Methods: A population-based study was conducted using the National Cancer Database (1998-2009), which contains 70% of all cancer diagnoses in the U.S. After exclusion criteria were met, 25,046 stage IV rectal cancer patients were analyzed. Treatment modalities were compared by year of diagnosis between 1998 and 2009. Life tables were used to determine mortality by year. All statistics were run on SPSS Version 22 (IBM, Armonk, NY).

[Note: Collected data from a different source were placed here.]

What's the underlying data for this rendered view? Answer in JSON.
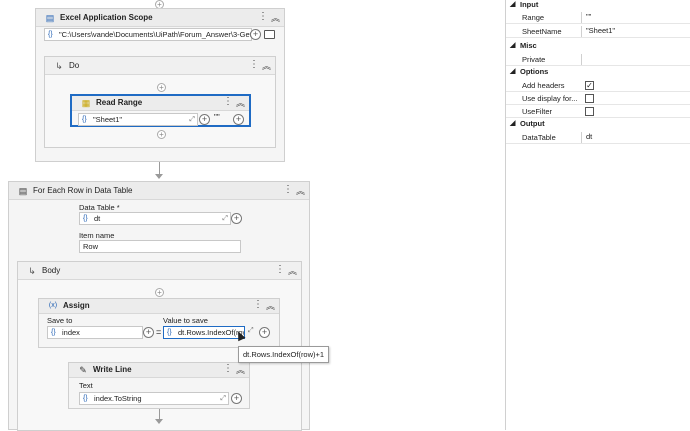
{
  "excel_scope": {
    "title": "Excel Application Scope",
    "path_value": "\"C:\\Users\\vande\\Documents\\UiPath\\Forum_Answer\\3-GetCe"
  },
  "do_seq": {
    "title": "Do"
  },
  "read_range": {
    "title": "Read Range",
    "sheet_value": "\"Sheet1\"",
    "range_dots": "\"\""
  },
  "for_each": {
    "title": "For Each Row in Data Table",
    "datatable_label": "Data Table *",
    "datatable_value": "dt",
    "item_label": "Item name",
    "item_value": "Row"
  },
  "body_seq": {
    "title": "Body"
  },
  "assign": {
    "title": "Assign",
    "save_label": "Save to",
    "value_label": "Value to save",
    "save_value": "index",
    "equals": "=",
    "value_value": "dt.Rows.IndexOf(row"
  },
  "tooltip": {
    "text": "dt.Rows.IndexOf(row)+1"
  },
  "write_line": {
    "title": "Write Line",
    "text_label": "Text",
    "text_value": "index.ToString"
  },
  "properties": {
    "sections": [
      {
        "name": "Input",
        "rows": [
          {
            "label": "Range",
            "value": "\"\""
          },
          {
            "label": "SheetName",
            "value": "\"Sheet1\""
          }
        ]
      },
      {
        "name": "Misc",
        "rows": [
          {
            "label": "Private",
            "value": ""
          }
        ]
      },
      {
        "name": "Options",
        "rows": [
          {
            "label": "Add headers",
            "checked": true
          },
          {
            "label": "Use display for...",
            "checked": false
          },
          {
            "label": "UseFilter",
            "checked": false
          }
        ]
      },
      {
        "name": "Output",
        "rows": [
          {
            "label": "DataTable",
            "value": "dt"
          }
        ]
      }
    ]
  },
  "colors": {
    "accent": "#1f6bc4",
    "card_bg": "#f5f5f5"
  }
}
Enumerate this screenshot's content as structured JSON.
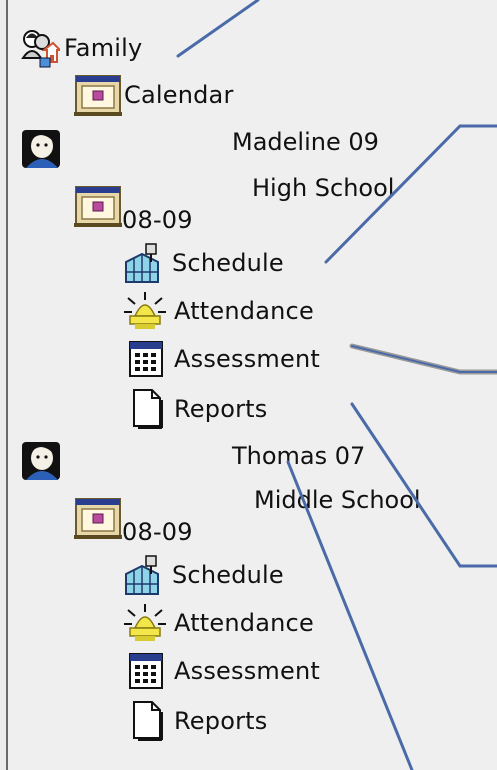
{
  "tree": {
    "family": {
      "label": "Family",
      "icon": "family-icon"
    },
    "family_calendar": {
      "label": "Calendar",
      "icon": "calendar-icon"
    },
    "students": [
      {
        "name": "Madeline 09",
        "school": "High School",
        "icon": "student-icon",
        "term": {
          "label": "08-09",
          "icon": "calendar-icon"
        },
        "items": [
          {
            "label": "Schedule",
            "icon": "schedule-icon"
          },
          {
            "label": "Attendance",
            "icon": "attendance-icon"
          },
          {
            "label": "Assessment",
            "icon": "assessment-icon"
          },
          {
            "label": "Reports",
            "icon": "reports-icon"
          }
        ]
      },
      {
        "name": "Thomas 07",
        "school": "Middle School",
        "icon": "student-icon",
        "term": {
          "label": "08-09",
          "icon": "calendar-icon"
        },
        "items": [
          {
            "label": "Schedule",
            "icon": "schedule-icon"
          },
          {
            "label": "Attendance",
            "icon": "attendance-icon"
          },
          {
            "label": "Assessment",
            "icon": "assessment-icon"
          },
          {
            "label": "Reports",
            "icon": "reports-icon"
          }
        ]
      }
    ]
  },
  "colors": {
    "background": "#efefef",
    "callout_line": "#4a6aa8",
    "callout_line_gray": "#9a9a9a"
  }
}
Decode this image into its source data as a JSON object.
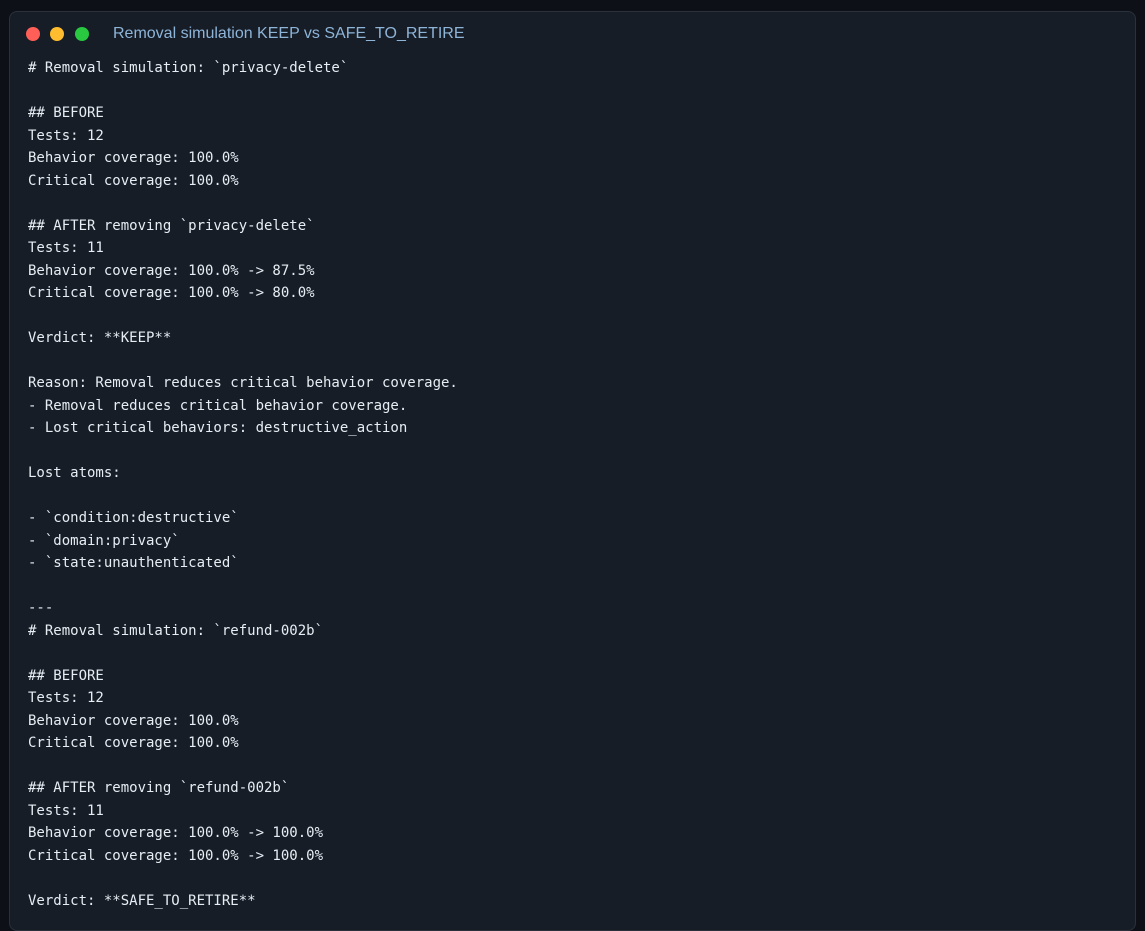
{
  "window": {
    "title": "Removal simulation KEEP vs SAFE_TO_RETIRE"
  },
  "terminal": {
    "lines": [
      "# Removal simulation: `privacy-delete`",
      "",
      "## BEFORE",
      "Tests: 12",
      "Behavior coverage: 100.0%",
      "Critical coverage: 100.0%",
      "",
      "## AFTER removing `privacy-delete`",
      "Tests: 11",
      "Behavior coverage: 100.0% -> 87.5%",
      "Critical coverage: 100.0% -> 80.0%",
      "",
      "Verdict: **KEEP**",
      "",
      "Reason: Removal reduces critical behavior coverage.",
      "- Removal reduces critical behavior coverage.",
      "- Lost critical behaviors: destructive_action",
      "",
      "Lost atoms:",
      "",
      "- `condition:destructive`",
      "- `domain:privacy`",
      "- `state:unauthenticated`",
      "",
      "---",
      "# Removal simulation: `refund-002b`",
      "",
      "## BEFORE",
      "Tests: 12",
      "Behavior coverage: 100.0%",
      "Critical coverage: 100.0%",
      "",
      "## AFTER removing `refund-002b`",
      "Tests: 11",
      "Behavior coverage: 100.0% -> 100.0%",
      "Critical coverage: 100.0% -> 100.0%",
      "",
      "Verdict: **SAFE_TO_RETIRE**"
    ]
  }
}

Results: Overall survival in stage IV rectal cancer has increased from 1998 to 2009 for 1-year survival (50% vs 61%) and 5-year survival (7% vs 12%). Analysis by treatment revealed that chemotherapy with radiation was most prevalent (20.6%) in 1998, but chemotherapy alone became the predominant treatment (25%) in 2009. Surgery as a planned first course of treatment decreased from 51.5% in 1998 to 27.2% in 2009, with a concordant increase in chemotherapy from 8.4% to 25% in that time frame. The largest 5-year survival increase across these years included surgery only (6% to 15%), surgery and chemotherapy (8% to 23%), and trimodal therapy (15% to 27%).
Conclusions: The outcomes for stage IV rectal cancer have meaningfully improved from 1998 to 2009, as evidenced by the significant improvement in 1- and 5-year survival. There has been a general trend to treat with chemotherapy and avoid surgery as a planned first course of treatment, despite improvement in mortality for both. Survival rates remain highest with trimodal therapy, but 5-year survival for surgery with chemotherapy and surgery only has also significantly improved from 1998 to 2009. Prior to the AVAHO annual meeting, we will conduct a multivariate analysis to evaluate other influences on survival such as age, comorbidities, insurance, education, and income.